Mike clambered out of the vehicle and rummaged in the back to see what he could raid. A big flashlight. A chemical flare. Two canteens of water. Rope. He used the flashlight to check every corner of the back of the vehicle, but that was it.
What he really needed was mountaineering gear—crampons, ice axe, ice screws—to climb that cliff, but there was nothing.
No time to waste on wishing for equipment that wasn’t there.
Mike gently pulled Lucy out of the vehicle. She was trembling, from shock and blood loss. He checked the pressure bandage, which was already almost soaked through with blood.
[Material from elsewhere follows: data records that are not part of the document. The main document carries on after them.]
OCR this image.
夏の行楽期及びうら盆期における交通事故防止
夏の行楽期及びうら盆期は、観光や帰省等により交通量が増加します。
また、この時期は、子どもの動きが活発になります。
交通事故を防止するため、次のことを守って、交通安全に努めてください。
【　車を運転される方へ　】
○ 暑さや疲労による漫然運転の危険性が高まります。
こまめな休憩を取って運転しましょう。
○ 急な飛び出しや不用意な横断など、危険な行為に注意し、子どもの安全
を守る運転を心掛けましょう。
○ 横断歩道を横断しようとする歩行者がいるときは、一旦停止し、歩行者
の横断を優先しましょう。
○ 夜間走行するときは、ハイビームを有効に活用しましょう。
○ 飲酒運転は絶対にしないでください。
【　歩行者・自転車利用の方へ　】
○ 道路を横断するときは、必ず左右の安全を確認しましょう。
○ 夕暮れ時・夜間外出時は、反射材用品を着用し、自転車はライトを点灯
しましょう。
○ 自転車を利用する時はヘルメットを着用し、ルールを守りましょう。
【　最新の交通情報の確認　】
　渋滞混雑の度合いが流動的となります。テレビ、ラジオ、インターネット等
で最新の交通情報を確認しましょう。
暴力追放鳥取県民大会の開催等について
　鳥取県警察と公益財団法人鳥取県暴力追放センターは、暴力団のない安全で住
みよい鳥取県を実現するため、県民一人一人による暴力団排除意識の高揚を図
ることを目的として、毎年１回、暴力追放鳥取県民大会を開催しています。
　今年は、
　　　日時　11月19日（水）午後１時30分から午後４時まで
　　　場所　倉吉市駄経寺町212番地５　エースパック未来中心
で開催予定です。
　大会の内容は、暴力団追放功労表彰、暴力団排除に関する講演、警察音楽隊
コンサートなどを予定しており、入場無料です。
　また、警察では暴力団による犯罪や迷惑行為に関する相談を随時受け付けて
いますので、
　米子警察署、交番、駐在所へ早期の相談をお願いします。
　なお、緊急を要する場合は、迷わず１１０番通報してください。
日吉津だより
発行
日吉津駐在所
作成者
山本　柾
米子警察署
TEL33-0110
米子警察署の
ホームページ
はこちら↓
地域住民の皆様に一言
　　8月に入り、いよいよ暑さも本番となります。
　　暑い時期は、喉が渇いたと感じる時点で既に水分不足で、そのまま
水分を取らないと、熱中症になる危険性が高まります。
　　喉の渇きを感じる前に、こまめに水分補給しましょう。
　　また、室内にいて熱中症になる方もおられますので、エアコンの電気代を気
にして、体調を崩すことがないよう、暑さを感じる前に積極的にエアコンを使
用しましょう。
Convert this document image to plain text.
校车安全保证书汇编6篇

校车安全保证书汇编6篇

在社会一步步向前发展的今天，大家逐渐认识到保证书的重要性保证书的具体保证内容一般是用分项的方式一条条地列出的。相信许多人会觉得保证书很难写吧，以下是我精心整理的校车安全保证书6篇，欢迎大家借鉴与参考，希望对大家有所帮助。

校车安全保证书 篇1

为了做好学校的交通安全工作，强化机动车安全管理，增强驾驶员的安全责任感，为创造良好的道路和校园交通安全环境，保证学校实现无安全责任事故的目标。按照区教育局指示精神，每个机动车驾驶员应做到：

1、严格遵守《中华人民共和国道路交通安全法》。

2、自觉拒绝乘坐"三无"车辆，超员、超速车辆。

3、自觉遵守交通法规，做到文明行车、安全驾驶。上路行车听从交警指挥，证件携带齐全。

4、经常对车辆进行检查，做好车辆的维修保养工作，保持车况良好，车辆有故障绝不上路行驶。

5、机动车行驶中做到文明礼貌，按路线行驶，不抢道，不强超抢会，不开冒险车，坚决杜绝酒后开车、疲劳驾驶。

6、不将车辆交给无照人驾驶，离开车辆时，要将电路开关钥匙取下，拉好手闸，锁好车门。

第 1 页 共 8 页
Shit.
He kept his face blank as he made her don the other coat and put the fur-lined hat over her head, pulling the ear flaps down. “There,” he said, keeping his tone light. “You look gorgeous. The latest fashion. The Abominable Snowlady look.”
Her hand in his shook. Her legs wouldn’t carry her much longer, but she raised her head and sketched a smile for him. It nearly broke his heart.
She was twenty-two and a half hours from dying, she was grievously wounded, they were in a snowstorm, and he didn’t hear a word of complaint from her.
Mike lifted Lucy’s chin on the edge of his gloved hand and looked into her eyes, blue gray and beautiful, full of pain.
“We’re going to make it,” he told her quietly. “I don’t care what it takes, we’re going to make it. I am not going to lose you.”
He bent down and kissed her, feeling her warm breath. When he lifted his mouth, he saw tears in her eyes.
“Don’t, honey,” he whispered. “They’ll freeze on your face.”
“No.” She blinked them back. “No tears, I promise.”
And he understood what she was saying. She might die, but she wouldn’t cry. His heart gave a hard squeeze in his chest.
He turned his back and kneeled. “Put the rope around your back then hand the ends to me. When I stand up, put your arms around my neck and your legs around my waist.” He tied the ends of the rope and stood up. She weighed as much as the rucksacks he and his men sometimes had to carry.
The temperature had fallen, or else the cold was starting to seep in. He wanted to shiver, but didn’t. He needed for Lucy to have utter faith in him.
He looked up at the sky for a moment. It looked as if it were only a few feet above his head. Strong mountain winds made the snow swirl madly, at times making it snow up. He switched on the powerful flashlight that had belonged to the soldiers, angling it up. The light disappeared into the mist, revealing nothing. He couldn’t even get a handle on what his field of vision was.